Vem o mundo por meio de uma bolha de vidro blindado que lhes
protegem da violência e da morte. Interagem sem toque, conectam,
teclam-se entre si por meio de tecnologias assépticas que comunicam
sem suor e sem alma. Contactam-se, mas não se tocam e por isso são
insensíveis. São como crianças frias, medrosas, viciadas em proteção,
incapazes de se engajar anonimamente numa causa pela causa.

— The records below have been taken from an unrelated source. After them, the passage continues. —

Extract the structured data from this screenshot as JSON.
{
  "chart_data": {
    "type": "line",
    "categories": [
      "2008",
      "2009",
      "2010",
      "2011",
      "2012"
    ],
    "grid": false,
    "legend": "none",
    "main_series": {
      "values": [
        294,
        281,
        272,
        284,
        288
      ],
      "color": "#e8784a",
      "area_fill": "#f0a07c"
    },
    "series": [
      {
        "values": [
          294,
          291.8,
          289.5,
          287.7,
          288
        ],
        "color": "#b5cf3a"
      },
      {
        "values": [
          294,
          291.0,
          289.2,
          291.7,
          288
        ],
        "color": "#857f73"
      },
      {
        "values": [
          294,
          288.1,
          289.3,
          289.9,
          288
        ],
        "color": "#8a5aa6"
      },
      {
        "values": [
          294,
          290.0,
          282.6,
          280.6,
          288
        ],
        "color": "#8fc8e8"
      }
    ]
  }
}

Querem passar porque pagam. Consomem o fácil e não digerem o
denso. Matérias e professores mais exigentes, repugnam. Não toleram
ter que terem iniciativa. Padecem de passividade e déficit de atenção,
só conseguem ouvir uma explicação que dure o tempo do intervalo
televisivo, teleguiados que são pelo plim plim. São como bolhas de
sabão: brilhantes, vazias e efêmeras.
Se você não quer ser um aluno bolha. Leia mais, veja menos TV, repare
e problematize as diferenças sociais de seu país, mas sobretudo, saia
da casca, de sua casa de cercas eletrificadas, desça do carro, ande de
ônibus, sinta as pessoas, olhe no olho de seu semelhante. È possível
que você encontre-se nele. Faça isso antes que a dura realidade do
mundo arranque você de dentro de seu casulo e te jogue na guerra da
desigualdade e da segregação. Não morra você também é importante,
você pode melhorar o mundo, mas faça isso já.